Jangka waktu pemberian dari probiotik melalui pakan adalah faktor penting lain yang dapat mempengaruhi tingkat keberhasilan, persistensi dan induksi tanggap kebal inang. Di ikan banyak yang mempengaruhi efektivitas probiotik seperti berat tubuh, yang akan mempengaruhi respons tanggap kebal dan resistensi terhadap penyakit setelah diberi perlakuan probiotik selama 1 - 10 minggu. Waktu induksi optimum dari tanggap kebal berbeda setiap tipe strain probiotik dan juga jenis parameter imun. Manfaat probiotik untuk stimulasi imunitas bawaan juga tergantung pada lama waktu pemberian.

Beberapa probiotik ditemukan dapat merangsang sistem imun piscine dalam 2 minggu suplementasi. Sharifuzzaman & Austin (2009) mencatat selular dan imunitas humoral tertinggi pada 2 minggu setelah pemberian pakan dan respons menurun pada 3 dan 4 minggu setelah pemberian pakan. Peneliti lain percaya bahwa pemberian pakan dengan jangka waktu lama bukanlah hal yang penting bagi probiotik, karena pemberian pakan dengan waktu yang lebih pendek dapat menyebabkan kemunduran yang tajam dalam respons tanggap kebal di ikan. Penurunan respons imun mungkin akibat kegagalan dari probiotik untuk menetap dan bereplikasi di usus ikan.

Menurut Kristanto dkk. (2015) efektivitas dari probiotik sangat tergantung dari keberhasilan probiotik tetap bertahan di usus. Beberapa faktor yang mempengaruhi

penetapan dan stabilitas dari probiotik dan tindakan berikut meliputi mutu air, kesadahan, oksigen terlarut, temperatur, pH, tekanan osmotis dan gesekan mekanis.

Stres akibat kepadatan tebar yang tinggi dapat mempengaruhi performa dari probiotik.

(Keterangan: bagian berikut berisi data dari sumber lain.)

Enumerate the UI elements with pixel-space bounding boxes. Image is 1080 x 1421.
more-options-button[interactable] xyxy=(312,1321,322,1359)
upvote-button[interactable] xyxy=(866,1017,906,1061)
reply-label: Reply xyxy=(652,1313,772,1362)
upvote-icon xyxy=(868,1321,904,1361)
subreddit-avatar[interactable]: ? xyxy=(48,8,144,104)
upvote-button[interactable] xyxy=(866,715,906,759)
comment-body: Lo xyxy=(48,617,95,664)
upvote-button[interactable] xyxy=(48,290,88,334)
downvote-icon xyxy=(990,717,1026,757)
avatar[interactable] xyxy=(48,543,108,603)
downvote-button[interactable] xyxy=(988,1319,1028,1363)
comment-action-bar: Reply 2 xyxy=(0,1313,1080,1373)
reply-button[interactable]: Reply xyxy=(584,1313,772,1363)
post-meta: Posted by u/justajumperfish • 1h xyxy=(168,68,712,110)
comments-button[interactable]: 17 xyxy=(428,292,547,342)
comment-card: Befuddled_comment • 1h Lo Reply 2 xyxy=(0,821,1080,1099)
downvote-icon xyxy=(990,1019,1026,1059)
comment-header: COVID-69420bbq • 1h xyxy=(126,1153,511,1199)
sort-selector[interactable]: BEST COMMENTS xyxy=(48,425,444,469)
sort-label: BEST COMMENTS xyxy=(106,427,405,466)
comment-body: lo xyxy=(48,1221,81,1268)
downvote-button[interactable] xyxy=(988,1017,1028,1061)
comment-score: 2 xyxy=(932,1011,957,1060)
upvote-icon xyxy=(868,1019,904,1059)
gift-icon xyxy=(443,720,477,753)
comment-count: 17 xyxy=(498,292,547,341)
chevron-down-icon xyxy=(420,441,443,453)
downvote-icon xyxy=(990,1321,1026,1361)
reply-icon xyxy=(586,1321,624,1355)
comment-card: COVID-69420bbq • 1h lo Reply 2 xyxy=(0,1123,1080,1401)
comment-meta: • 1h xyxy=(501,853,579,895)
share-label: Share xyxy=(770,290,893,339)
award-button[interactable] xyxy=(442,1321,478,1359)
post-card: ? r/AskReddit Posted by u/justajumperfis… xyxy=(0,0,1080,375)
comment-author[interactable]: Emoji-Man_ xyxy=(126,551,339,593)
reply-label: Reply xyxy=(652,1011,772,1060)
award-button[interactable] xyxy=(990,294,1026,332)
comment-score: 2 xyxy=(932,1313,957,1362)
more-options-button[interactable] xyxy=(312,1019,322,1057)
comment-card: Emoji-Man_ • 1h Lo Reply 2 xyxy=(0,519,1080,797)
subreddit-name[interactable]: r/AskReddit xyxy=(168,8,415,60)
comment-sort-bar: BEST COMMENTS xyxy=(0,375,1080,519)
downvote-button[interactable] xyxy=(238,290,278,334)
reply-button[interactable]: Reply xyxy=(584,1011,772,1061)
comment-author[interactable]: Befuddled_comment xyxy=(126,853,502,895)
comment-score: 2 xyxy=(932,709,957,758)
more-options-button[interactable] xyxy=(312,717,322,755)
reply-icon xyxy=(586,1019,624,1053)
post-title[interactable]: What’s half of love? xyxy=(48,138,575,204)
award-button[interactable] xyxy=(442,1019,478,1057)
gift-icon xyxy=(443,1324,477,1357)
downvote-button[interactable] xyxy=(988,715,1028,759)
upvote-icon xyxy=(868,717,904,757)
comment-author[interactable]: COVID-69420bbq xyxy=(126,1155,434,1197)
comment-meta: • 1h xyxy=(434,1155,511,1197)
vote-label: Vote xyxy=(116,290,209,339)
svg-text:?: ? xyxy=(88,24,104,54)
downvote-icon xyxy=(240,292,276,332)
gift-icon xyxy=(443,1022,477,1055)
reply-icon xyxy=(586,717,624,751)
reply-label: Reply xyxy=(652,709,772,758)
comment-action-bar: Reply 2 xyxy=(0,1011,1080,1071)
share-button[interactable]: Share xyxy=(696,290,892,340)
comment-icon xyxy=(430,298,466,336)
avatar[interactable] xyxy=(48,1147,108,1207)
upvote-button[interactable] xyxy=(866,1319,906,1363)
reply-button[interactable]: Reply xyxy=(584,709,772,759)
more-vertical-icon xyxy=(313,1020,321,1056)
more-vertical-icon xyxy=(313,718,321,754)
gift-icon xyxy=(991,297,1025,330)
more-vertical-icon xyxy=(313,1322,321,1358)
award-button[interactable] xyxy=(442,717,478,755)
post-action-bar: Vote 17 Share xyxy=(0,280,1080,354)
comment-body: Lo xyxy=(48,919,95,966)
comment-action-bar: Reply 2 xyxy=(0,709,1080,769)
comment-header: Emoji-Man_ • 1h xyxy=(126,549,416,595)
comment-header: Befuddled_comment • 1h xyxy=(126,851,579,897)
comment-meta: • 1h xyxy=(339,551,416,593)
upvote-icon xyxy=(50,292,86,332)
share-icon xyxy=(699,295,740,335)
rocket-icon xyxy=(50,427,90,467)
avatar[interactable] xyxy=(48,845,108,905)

Efek dari probiotik pada O. niloticus dengan kepadatan tinggi antara 10 sampai 60 ikan/m3 dan menemukan pertumbuhan, parameter haematologi, kemanjuran dan dari segi ekonomi yang terbaik pada kepadatan probiotik 30 ikan/m3. Temperatur dapat menjadi kendala utama dalam aplikasi suatu probiotik karena paling efektif ketika digunakan dalam temperatur optimum untuk setiap jenis ikan. Penggunaan probiotik menawarkan suatu alternatif untuk mengendalikan patogen untuk mengurangi penggunaan antibiotik dan obat kimia. Di dalam kultur ikan, probiotik dalam pakan atau bioencapsulation dapat menimbulkan resistensi dan kelangsungan hidup yang tinggi pada larva dan benih ikan. Peningkatan berat rata-rata dan kelangsungan hidup larva S.

maximus yang diberi pakan rotifers yang telah diperkaya dengan BAL dapat memberikan perlindungan yang tinggi terhadap serangan bakteri patogen jenis Vibriosis. Probiotik Pediococcus acidilactici juga ditemukan efektip melawan vertebral column compression syndrome di O. mykiss.

Beberapa produk probiotik komersial yang bisa digunakan untuk budidaya ikan maupun udang, antara lain: Lacto+, Petro Fish, Bioprima, Biodct, dan lain-lain.